Response has been swift:
- 'The Worst Argument You've Ever Heard,' says the New Republic's Isaac Chotiner. "What wing of society," asks Chotiner, "has decided that 'the reputation of manliness' is incompatible with homosexuality?" Chotiner witheringly suggested that Bowman's use of Latin is "supposed to subtly remind the reader that society is going to the dogs." The author has, he notes "unsurprisingly, ... written a book called Honor: A History. (Do conservatives ever get tired of this stuff?)" Chotiner also questions the publication itself: "Can't the Standard move beyond this nonsense?"
- 'Sissies' Served in Iraq "Just when you thought," begins the Atlantic's Andrew Sullivan, "the Weekly Standard's institutionalized contempt for gay people could not get any worse." Bowman, writes Sullivan, "might want to avoid a fight" with those he labels sissies, "because many of them could take his sorry ass to the cleaners, and because many more, over the centuries, have fought and died for their country and are more men than he, from his armchair, will ever be." He rejects Bowman's argument:
Beneath the elegant prose and the admission that gay soldiers are as good as straight ones--and as American as anyone else--is an old schoolyard epithet: no sissies allowed, and all fags are sissies ... It is true that for much of human history ... masculinity has been conflated with heterosexuality ... But now we do know better--and the next generation of civilized men and civilized intelligent warriors understand this.
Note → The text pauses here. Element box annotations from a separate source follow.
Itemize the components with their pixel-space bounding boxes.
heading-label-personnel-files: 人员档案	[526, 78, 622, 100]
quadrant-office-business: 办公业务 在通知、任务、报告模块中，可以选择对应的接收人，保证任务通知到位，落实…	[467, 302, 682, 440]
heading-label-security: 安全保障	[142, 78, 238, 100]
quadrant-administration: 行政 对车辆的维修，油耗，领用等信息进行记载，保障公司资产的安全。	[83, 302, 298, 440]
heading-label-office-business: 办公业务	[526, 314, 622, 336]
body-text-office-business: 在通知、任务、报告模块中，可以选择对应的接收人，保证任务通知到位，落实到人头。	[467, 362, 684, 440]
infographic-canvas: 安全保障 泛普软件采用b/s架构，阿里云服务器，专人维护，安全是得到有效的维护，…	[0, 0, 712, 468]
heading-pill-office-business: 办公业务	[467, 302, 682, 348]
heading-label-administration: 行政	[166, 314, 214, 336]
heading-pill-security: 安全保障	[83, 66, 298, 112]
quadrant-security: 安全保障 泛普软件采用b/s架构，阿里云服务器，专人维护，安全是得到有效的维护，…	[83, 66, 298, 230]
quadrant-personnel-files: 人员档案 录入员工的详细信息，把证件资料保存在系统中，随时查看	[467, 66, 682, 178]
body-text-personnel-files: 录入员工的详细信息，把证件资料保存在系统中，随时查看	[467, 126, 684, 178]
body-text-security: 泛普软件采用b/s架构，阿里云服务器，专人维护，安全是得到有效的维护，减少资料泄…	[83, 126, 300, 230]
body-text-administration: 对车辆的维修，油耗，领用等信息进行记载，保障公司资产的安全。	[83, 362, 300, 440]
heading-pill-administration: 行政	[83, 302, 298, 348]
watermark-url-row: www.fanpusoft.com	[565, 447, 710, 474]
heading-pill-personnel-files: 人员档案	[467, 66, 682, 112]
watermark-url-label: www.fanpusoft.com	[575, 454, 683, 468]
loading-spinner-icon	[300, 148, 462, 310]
Giving individuals a chance to prove their mettle as openly gay, and giving straight soldiers a chance to demonstrate that they care more about their duty than prejudice, is so obviously the right thing to do only bigots resist it at this point.
- Actually, an Air Force Colonel Says Bowman's Wrong Bowman, it seems, correctly predicted that he would be "identif[ied] ... as a bigot." But more persuasive refutation lay in other quarters. On Saturday, the New York Times editorial board reviewed a new paper by an Air Force colonel that, they argue, "effectively demolishes the primary, wrongheaded rationale for the law: that unit cohesion would be harmed if homosexuals served openly." Countries that have allowed gays to serve openly have had "no adverse effects on military performance or readiness." In fact,
Colonel Prakash argues that the law has undermined unit cohesion, in part by compromising the integrity of homosexuals who have to dissemble and by posing a moral quandary for commanders--look the other way or risk discharging a valuable service member. He judged the policy a "costly failure" because of the lost manpower and the administrative costs of recruiting and separating homosexuals.